Intellectual subversion! Attitudinal Revolution! And Love and Sex!
And finally, he sees this:
People tend to return to what they know. They like stability. Do you find yourself returning to the same all in a public bathroom you happen to frequent? How about a certain desk you like to work at on this floor? Even the most liberal of people are victims of this element of conservatism in human nature. --Profound Scholar
One stack away, in stall C-6, sits living proof of the Scholar's words. "Yeah, I keep coming back to this desk," says John Driscoll '82-3. "It's got the least amount of inane graffiti. There's wonderful choice of messages over there"--he gestures to Kyriazis's stall--"and over here is a long discussion of Radcliffe women." But why this particular row of desks--Harvard has more than 100 libraries? Driscoll looks up from the pile of cards and papers and books in front of him--an Ec 1550 term paper-to-be. "Because it's subterranean," he says quietly.
Krystyn von Hennenberg '82 first came to Ticknor Library when she was a freshman, to read the Polish newspapers, she says. "I though I'd study languages too," she adds--Ticknor is on the bottom floor of Boylston Hall, the headquarters for many of the language departments.
She studies Social Studies now, three years later, but she still comes back to Ticknor Library. Today, she empties out her bag on a table in the far corner. "If I'm not so sleepy, I sit in one of the armchairs," she says. "If I'm sleepy, I sit at this table. Right now, I'm very sleepy. It makes sense, no?"

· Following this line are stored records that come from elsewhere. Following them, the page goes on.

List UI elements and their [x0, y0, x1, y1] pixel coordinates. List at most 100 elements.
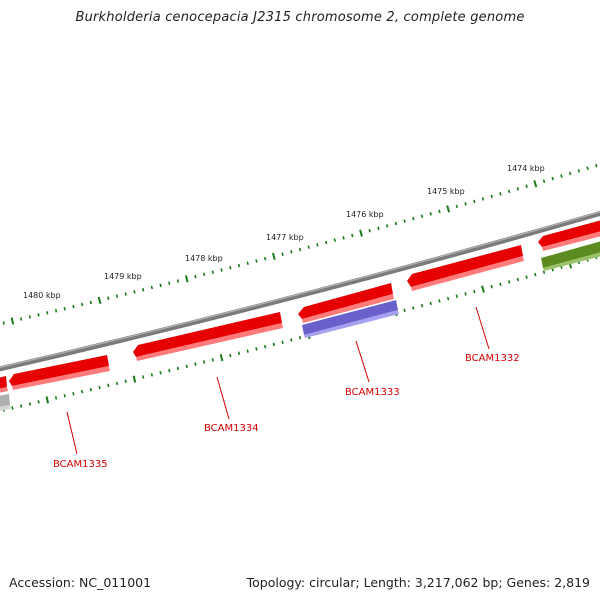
- outer-minor-tick: [403, 219, 406, 223]
- outer-minor-tick: [281, 252, 284, 256]
- outer-minor-tick: [595, 163, 598, 168]
- outer-minor-tick: [412, 216, 415, 221]
- inner-minor-tick: [80, 389, 84, 394]
- inner-minor-tick: [141, 375, 145, 379]
- outer-minor-tick: [46, 311, 49, 315]
- outer-minor-tick: [159, 283, 162, 288]
- outer-minor-tick: [220, 268, 223, 272]
- forward-genes: [0, 220, 600, 393]
- gene-label-bcam1333[interactable]: BCAM1333: [345, 387, 400, 398]
- outer-minor-tick: [560, 174, 563, 178]
- inner-minor-tick: [37, 400, 40, 404]
- inner-minor-tick: [72, 391, 75, 396]
- outer-minor-tick: [202, 272, 206, 277]
- inner-minor-tick: [255, 347, 258, 351]
- gene-label-bcam1335[interactable]: BCAM1335: [53, 459, 108, 470]
- outer-minor-tick: [2, 321, 5, 325]
- inner-minor-tick: [168, 368, 171, 373]
- outer-minor-tick: [72, 304, 75, 309]
- inner-minor-tick: [89, 387, 93, 392]
- outer-minor-tick: [551, 176, 554, 181]
- outer-tick-ring: [2, 163, 598, 325]
- genome-summary-text: Topology: circular; Length: 3,217,062 bp…: [246, 575, 590, 590]
- tick-label-1478: 1478 kbp: [185, 254, 223, 263]
- inner-minor-tick: [412, 306, 415, 310]
- inner-minor-tick: [499, 282, 502, 287]
- outer-major-tick: [184, 275, 189, 283]
- label-connectors: [66, 306, 490, 455]
- other-genes: [0, 241, 600, 411]
- inner-major-tick: [219, 354, 224, 362]
- gene-label-bcam1332[interactable]: BCAM1332: [465, 353, 520, 364]
- inner-minor-tick: [28, 402, 31, 406]
- outer-minor-tick: [516, 187, 520, 191]
- outer-minor-tick: [568, 171, 572, 176]
- outer-minor-tick: [481, 197, 485, 201]
- outer-minor-tick: [473, 199, 476, 204]
- connector-bcam1332: [475, 306, 490, 350]
- inner-minor-tick: [202, 360, 206, 364]
- gene-arrow-green[interactable]: [541, 241, 600, 271]
- inner-tick-ring: [2, 255, 598, 412]
- tick-label-1479: 1479 kbp: [104, 272, 142, 281]
- outer-minor-tick: [237, 263, 241, 268]
- chromosome-backbone-highlight: [0, 211, 600, 369]
- gene-arrow-grey[interactable]: [0, 394, 11, 411]
- inner-minor-tick: [159, 371, 162, 375]
- inner-minor-tick: [20, 404, 23, 408]
- inner-minor-tick: [107, 383, 110, 388]
- outer-minor-tick: [377, 226, 380, 231]
- outer-minor-tick: [89, 300, 93, 305]
- inner-minor-tick: [534, 272, 537, 277]
- outer-major-tick: [272, 252, 276, 261]
- tick-label-1480: 1480 kbp: [23, 291, 61, 300]
- inner-major-tick: [481, 285, 485, 293]
- inner-minor-tick: [11, 406, 14, 410]
- gene-arrow-bcam1334[interactable]: [133, 312, 283, 361]
- gene-arrow-bcam1335[interactable]: [9, 355, 110, 390]
- outer-minor-tick: [490, 194, 493, 199]
- outer-minor-tick: [141, 287, 145, 292]
- gene-label-bcam1334[interactable]: BCAM1334: [204, 423, 259, 434]
- outer-minor-tick: [20, 317, 23, 321]
- outer-minor-tick: [37, 313, 40, 317]
- outer-minor-tick: [455, 204, 459, 209]
- inner-major-tick: [45, 396, 50, 404]
- inner-minor-tick: [185, 364, 188, 369]
- gene-labels: BCAM1332 BCAM1333 BCAM1334 BCAM1335: [53, 353, 520, 470]
- outer-major-tick: [359, 229, 363, 237]
- outer-major-tick: [533, 180, 538, 188]
- inner-minor-tick: [176, 366, 180, 371]
- outer-minor-tick: [586, 166, 589, 171]
- inner-minor-tick: [211, 358, 215, 362]
- tick-label-1477: 1477 kbp: [266, 233, 304, 242]
- inner-minor-tick: [490, 284, 493, 289]
- inner-minor-tick: [455, 294, 459, 299]
- gene-arrow-bcam1333-forward[interactable]: [298, 283, 394, 323]
- gene-arrow-edge-right[interactable]: [538, 220, 600, 251]
- outer-major-tick: [10, 317, 15, 325]
- outer-minor-tick: [168, 281, 171, 285]
- outer-minor-tick: [107, 296, 110, 300]
- outer-minor-tick: [211, 270, 215, 274]
- outer-minor-tick: [54, 309, 58, 313]
- outer-minor-tick: [525, 184, 528, 189]
- inner-minor-tick: [194, 362, 197, 366]
- outer-major-tick: [97, 296, 102, 304]
- outer-minor-tick: [63, 306, 66, 311]
- gene-arrow-edge-left[interactable]: [0, 376, 8, 393]
- inner-minor-tick: [115, 381, 119, 386]
- inner-minor-tick: [237, 351, 241, 356]
- tick-label-1475: 1475 kbp: [427, 187, 465, 196]
- outer-minor-tick: [351, 233, 354, 238]
- gene-arrow-bcam1332[interactable]: [407, 245, 524, 291]
- inner-minor-tick: [438, 299, 441, 303]
- outer-minor-tick: [507, 189, 511, 194]
- inner-minor-tick: [63, 394, 66, 398]
- accession-text: Accession: NC_011001: [9, 575, 152, 590]
- inner-minor-tick: [281, 340, 284, 344]
- outer-minor-tick: [307, 245, 310, 249]
- gene-arrow-bcam1333[interactable]: [302, 300, 399, 338]
- outer-minor-tick: [150, 285, 154, 290]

What is it about Ticknor that has called her back again and again over the years? "I like it because it's not really quiet," she says. "It's nice to know that life goes on when you're stuck in your academic hole."

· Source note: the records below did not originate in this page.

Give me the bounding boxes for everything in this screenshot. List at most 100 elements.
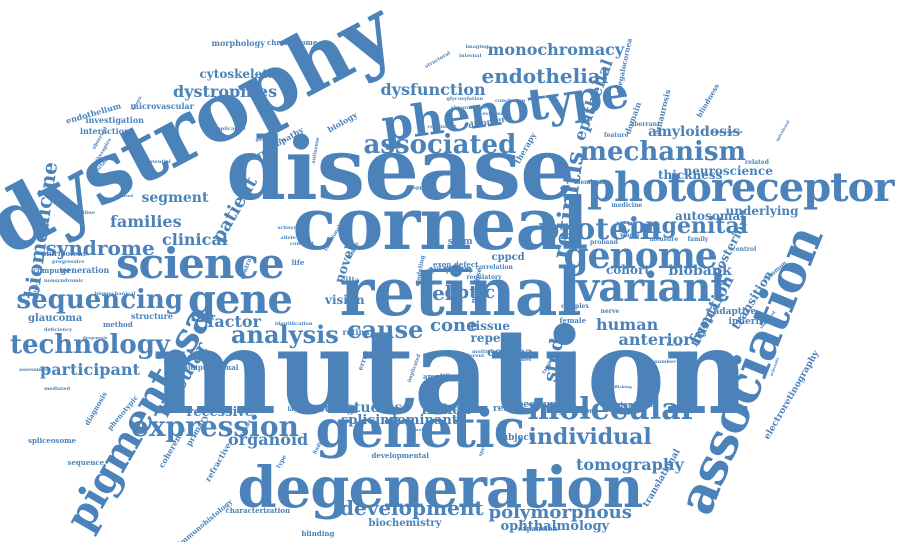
cloud-word: cohort (606, 263, 650, 277)
cloud-word: splicing (341, 412, 399, 428)
cloud-word: polymorphous (488, 502, 632, 523)
cloud-word: linked (421, 402, 471, 418)
cloud-word: trafficking (608, 384, 632, 389)
cloud-word: anterior (618, 330, 692, 349)
cloud-word: rare (448, 376, 463, 383)
cloud-word: evidence (482, 110, 508, 117)
cloud-word: available (435, 267, 465, 274)
cloud-word: mediated (44, 385, 71, 392)
cloud-word: biobank (668, 263, 732, 279)
cloud-word: sequence (67, 457, 105, 467)
cloud-word: complex (561, 303, 589, 310)
cloud-word: glycosylation (446, 95, 484, 102)
cloud-word: chromatopsia (427, 267, 473, 274)
cloud-word: degeneration (237, 455, 644, 521)
cloud-word: apicobasal (774, 119, 791, 143)
cloud-word: tomography (576, 455, 684, 474)
cloud-word: correlation (475, 264, 513, 271)
cloud-word: inherited (728, 316, 776, 327)
cloud-word: additional (433, 267, 468, 274)
cloud-word: conclusion (495, 97, 526, 104)
cloud-word: cppcd (491, 252, 525, 263)
cloud-word: application (214, 125, 246, 132)
cloud-word: structure (131, 311, 173, 321)
cloud-word: dominant (388, 412, 458, 428)
cloud-word: interaction (80, 126, 130, 136)
cloud-word: ophthalmology (500, 518, 610, 534)
cloud-word: participant (40, 360, 140, 379)
cloud-word: subject (496, 432, 534, 443)
cloud-word: studies (346, 400, 403, 416)
cloud-word: mapping (407, 184, 433, 191)
cloud-word: adaptive (713, 306, 757, 317)
cloud-word: multiple (472, 348, 496, 355)
cloud-word: chromosome (267, 37, 318, 47)
cloud-word: cytoskeletal (199, 67, 281, 81)
cloud-word: cause (347, 315, 424, 344)
cloud-word: prevalence (432, 267, 469, 274)
cloud-word: deficiency (44, 326, 73, 333)
cloud-word: cause (550, 336, 566, 343)
cloud-word: spliceosome (28, 435, 77, 445)
cloud-word: disease (226, 119, 575, 220)
cloud-word: analysis (231, 320, 339, 349)
cloud-word: involved (114, 193, 134, 198)
cloud-word: immunohistology (176, 496, 235, 542)
cloud-word: human (596, 315, 659, 334)
cloud-word: family (687, 236, 709, 243)
cloud-word: investigation (85, 115, 145, 125)
cloud-word: significant (616, 399, 658, 409)
cloud-word: gelatinous (255, 136, 285, 143)
cloud-word: genotype (558, 405, 594, 415)
cloud-word: highlight (616, 220, 638, 225)
cloud-word: measure (649, 236, 679, 243)
cloud-word: congenital (617, 213, 749, 239)
cloud-word: proband (590, 239, 618, 246)
cloud-word: developmental (371, 450, 429, 460)
cloud-word: nonsyndromic (44, 277, 84, 284)
cloud-word: gene (188, 276, 293, 323)
cloud-word: susceptibility (427, 267, 473, 274)
cloud-word: nerve (600, 308, 620, 315)
cloud-word: individual (528, 424, 652, 450)
cloud-word: schnyder (277, 224, 303, 231)
cloud-word: method (103, 319, 133, 329)
cloud-word: structural (424, 49, 452, 70)
cloud-word: dysgenesis (83, 335, 108, 340)
cloud-word: sequencing (16, 285, 184, 315)
cloud-word: organoid (228, 430, 309, 449)
cloud-word: dystrophies (173, 82, 278, 101)
cloud-word: endothelial (481, 64, 609, 88)
cloud-word: expansion (518, 523, 558, 533)
cloud-word: morphology (211, 38, 265, 48)
cloud-word: regulatory (466, 274, 502, 281)
cloud-word: exon (433, 259, 452, 269)
cloud-word: potential (145, 158, 171, 165)
cloud-word: imaging (465, 43, 489, 50)
cloud-word: transcription (713, 129, 743, 134)
cloud-word: protein (538, 212, 662, 247)
cloud-word: female (559, 315, 587, 325)
cloud-word: cell (420, 281, 461, 305)
cloud-word: result (493, 403, 523, 414)
cloud-word: amplification (423, 371, 475, 381)
cloud-word: different (460, 352, 485, 359)
cloud-word: assessment (19, 366, 52, 373)
cloud-word: thickness (658, 168, 723, 182)
cloud-word: confocal (290, 240, 314, 247)
cloud-word: variant (576, 264, 729, 311)
cloud-word: identification (275, 320, 313, 327)
cloud-word: crystalline (65, 209, 95, 216)
cloud-word: neuroscience (683, 164, 773, 178)
cloud-word: diagnosis (81, 389, 109, 427)
cloud-word: corneal (292, 181, 589, 266)
cloud-word: blinding (301, 528, 335, 538)
cloud-word: biochemical (429, 267, 471, 274)
cloud-word: microvascular (130, 101, 194, 111)
cloud-word: aberrant (630, 121, 660, 128)
cloud-word: locus (666, 341, 682, 348)
cloud-word: dysfunction (380, 80, 486, 99)
cloud-word: coding (309, 401, 355, 415)
cloud-word: feature (604, 132, 629, 139)
cloud-word: segment (141, 190, 209, 206)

The tobacco industry, it is said, has been directly or indirectly repsonsible for contributing to air pollution, hiking insurance rates, crowding hospitals, and draining taxpayers' money for subsidies. It also played a significnt role in Marianne Asaro's choice of a place to study: a long, fluorescent-lit room in the basement of Cabot Library. She has staked out a corner of the room for herself, and covered it with her belongings: notes for a Biochem 10 paper, a pile of textbooks, and a little tin ashtray with six cigarette butts. "Of all the places where you can study and get comfortable," she says, "This is just about the only one where you can smoke."
At the very last step of the Widener stacks staircase stands a single wooden desk in the corner where Church History and Theology meets Chinese History and Literature. A thin, spectacled figure sits hunched over it; he looks up in surprise when a stranger approaches him. "This desk? I found it more or less by accident a while ago, looking for a book. It's nice," he says, "It's out of the way."
He returns to his book--The Family and Alternate Lifestyles. "This must be a good place to come work during reading period," the stranger says. "Work?" says the reader. "I'm an engineering major. I just came down here to do some leisure reading."